How Riley adapts to Lincoln will depend on the win-loss column and how well he can stock the program with incoming talent. While Nebraska has become a far tougher recruiting job than it was in the era when Tom Osborne's teams mowed down opponents, it's still an easier recruiting job than Oregon State is. Riley has advocated a national focus, and he and his staff have emphasized to prospects that nearby Omaha is reachable by flights of less than three hours from most major cities. That may not sway a player who lives a two-hour drive from a Big 12 or SEC school, but it isn't that different than explaining how to get to Oregon State. Riley knows it will still be difficult to get players to pay for unofficial visits to Lincoln—most of which will require a flight—but he also knows that once he gets a recruit on campus on a fall Saturday, he has a far easier sell than he had in Corvallis.

Of course, the easiest way to sell a program and keep the fans happy is to win more than the last guy did.
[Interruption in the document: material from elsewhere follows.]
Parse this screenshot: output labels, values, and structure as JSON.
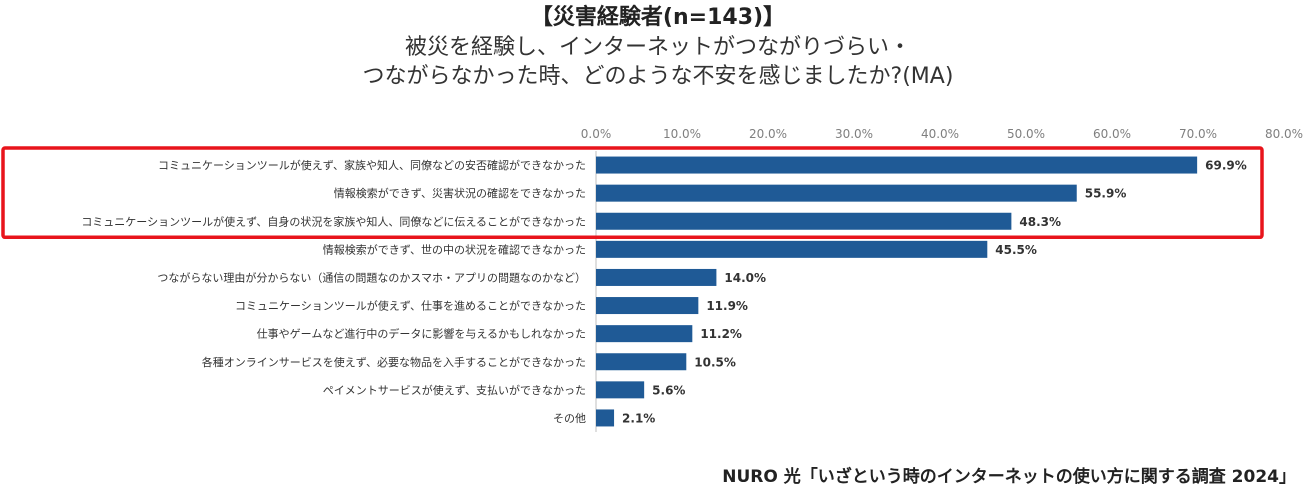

Unfortunately for Riley, he's the rare new coach who must win 10 or 11 games to beat the average seasons of his predecessor. With a nonconference schedule that includes BYU (Sept. 5) and Miami (Sept. 19) and a Big Ten schedule that includes a divisional crossover matchup against Michigan State (Nov. 7), that's asking a lot. But Riley understands what's expected.

"I know," he said, "what 92,000 people on Saturday afternoon will want."

Riley wants the same thing they do—only more. He may have a cuddly exterior, but he changed jobs because underneath that exterior he is built to seek out the greatest challenge with the greatest potential reward. That's why he left his bike in Corvallis and brought himself to Lincoln.